I did not find a polynonial time solution during the internship, but a colleague of mine did years after my attempt. This solution is very hard, I would never have found it, it and has never been implemented. So I resorted to a kind of brute force for the jam.
@caeonosphere @mahalis
About the start of the progression, thank you for the feedback.
This is more my fault than the generator. I implemented a special 'pedagogical' progression for the start of the game, which is strict. Each type of 'very easy' problem is shown twice, first with a few nodes and then with more.
I thought it was a good idea to show them twice, and people would be satisfied to do them in one second.
After this pedagogical section, there are two unintentional repeats that I should have definitely removed, though. The first is probably the one you experienced; it was supposed to be a tree, but it ended up being just one path.
I believe it starts to get real after level 20, and the more you advance, the more you get difficult classes of graph and difficult instances of them. But I admit it is not as linear as it should be, and I can understand it sounds like a 500-episode anime that gets 'real good at the second arc, I promise' :grin:!
I will probably rework this for a final version and try to improve the UI.
Oh boy. Math... Lol this was pretty punishing and I still don't fully grasp it but I did enjoy the graphics and polish. The math concept from my perspective was niche enough to have a more deliberate tutorial to understand why things work without allowing me to progress till i TRULY understand. And 120 levels is just too much and beyond necessary. Focus on making ONE solid tutorial level to express the concept of your puzzle theory. then have a reasonable amount of purposely designed puzzles that ramp up the abstraction of the theory nailed down in your tutorial, maybe introducing new concept layers as you go!
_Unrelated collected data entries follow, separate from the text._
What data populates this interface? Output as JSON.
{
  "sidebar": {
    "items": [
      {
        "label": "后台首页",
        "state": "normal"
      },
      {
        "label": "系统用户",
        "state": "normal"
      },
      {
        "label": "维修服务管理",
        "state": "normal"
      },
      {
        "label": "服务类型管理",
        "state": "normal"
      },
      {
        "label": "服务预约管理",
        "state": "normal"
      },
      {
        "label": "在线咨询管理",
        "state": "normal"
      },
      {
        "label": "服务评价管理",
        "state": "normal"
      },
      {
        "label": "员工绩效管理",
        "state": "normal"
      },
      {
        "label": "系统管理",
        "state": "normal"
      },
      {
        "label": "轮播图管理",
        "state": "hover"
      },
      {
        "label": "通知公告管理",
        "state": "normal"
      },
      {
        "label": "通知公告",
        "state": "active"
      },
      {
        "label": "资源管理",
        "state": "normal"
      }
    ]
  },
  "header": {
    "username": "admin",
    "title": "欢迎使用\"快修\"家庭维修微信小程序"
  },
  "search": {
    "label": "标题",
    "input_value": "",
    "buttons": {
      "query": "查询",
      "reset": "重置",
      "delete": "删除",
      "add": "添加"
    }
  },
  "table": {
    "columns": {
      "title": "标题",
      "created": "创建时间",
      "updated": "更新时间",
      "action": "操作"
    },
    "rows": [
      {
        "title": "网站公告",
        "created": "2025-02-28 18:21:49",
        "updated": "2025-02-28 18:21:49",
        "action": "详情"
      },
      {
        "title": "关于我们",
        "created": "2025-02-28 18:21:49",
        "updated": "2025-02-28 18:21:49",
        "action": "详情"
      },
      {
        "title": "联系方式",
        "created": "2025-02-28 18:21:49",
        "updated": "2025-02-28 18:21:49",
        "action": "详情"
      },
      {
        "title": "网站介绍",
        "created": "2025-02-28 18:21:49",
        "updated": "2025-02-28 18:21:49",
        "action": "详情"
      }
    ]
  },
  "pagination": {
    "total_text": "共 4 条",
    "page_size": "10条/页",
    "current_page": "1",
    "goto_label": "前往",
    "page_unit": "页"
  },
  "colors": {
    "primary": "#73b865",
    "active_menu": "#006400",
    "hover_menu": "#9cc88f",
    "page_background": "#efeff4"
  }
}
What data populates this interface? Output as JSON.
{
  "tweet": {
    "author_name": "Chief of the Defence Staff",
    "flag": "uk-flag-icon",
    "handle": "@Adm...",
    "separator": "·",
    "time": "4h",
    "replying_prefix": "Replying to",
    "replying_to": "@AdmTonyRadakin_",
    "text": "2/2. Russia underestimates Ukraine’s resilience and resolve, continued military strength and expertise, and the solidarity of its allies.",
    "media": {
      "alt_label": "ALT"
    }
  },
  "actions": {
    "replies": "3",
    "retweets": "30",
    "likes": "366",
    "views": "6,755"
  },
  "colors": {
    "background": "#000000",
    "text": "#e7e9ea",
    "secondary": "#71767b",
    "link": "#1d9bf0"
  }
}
My brain hurts and i feel now that I don't know Math. Maybe - I never knew...
[Thanks for submitting your game to stream!](https://www.twitch.tv/videos/2756861534?t=01h17m05s)
And also thanks for giving me PTSD flashbacks from my Discrete Math days :laughing:
Really clean and polished!
Dropping a long over due comment here. Really appreciate you giving me the opportunity to play this game [on stream.](https://www.youtube.com/live/KSYoPmFIwTA?si=ceXwi0jIFB8YmYXe&t=11456)
My thoughts are shared in the VOD. Hope we see you back for LD60. ✌
Super cool idea for a game. I really enjoyed it, especially the presentation. It felt so slick. Wish I could rate it for the audio too since it really added to it. Simple and elegant.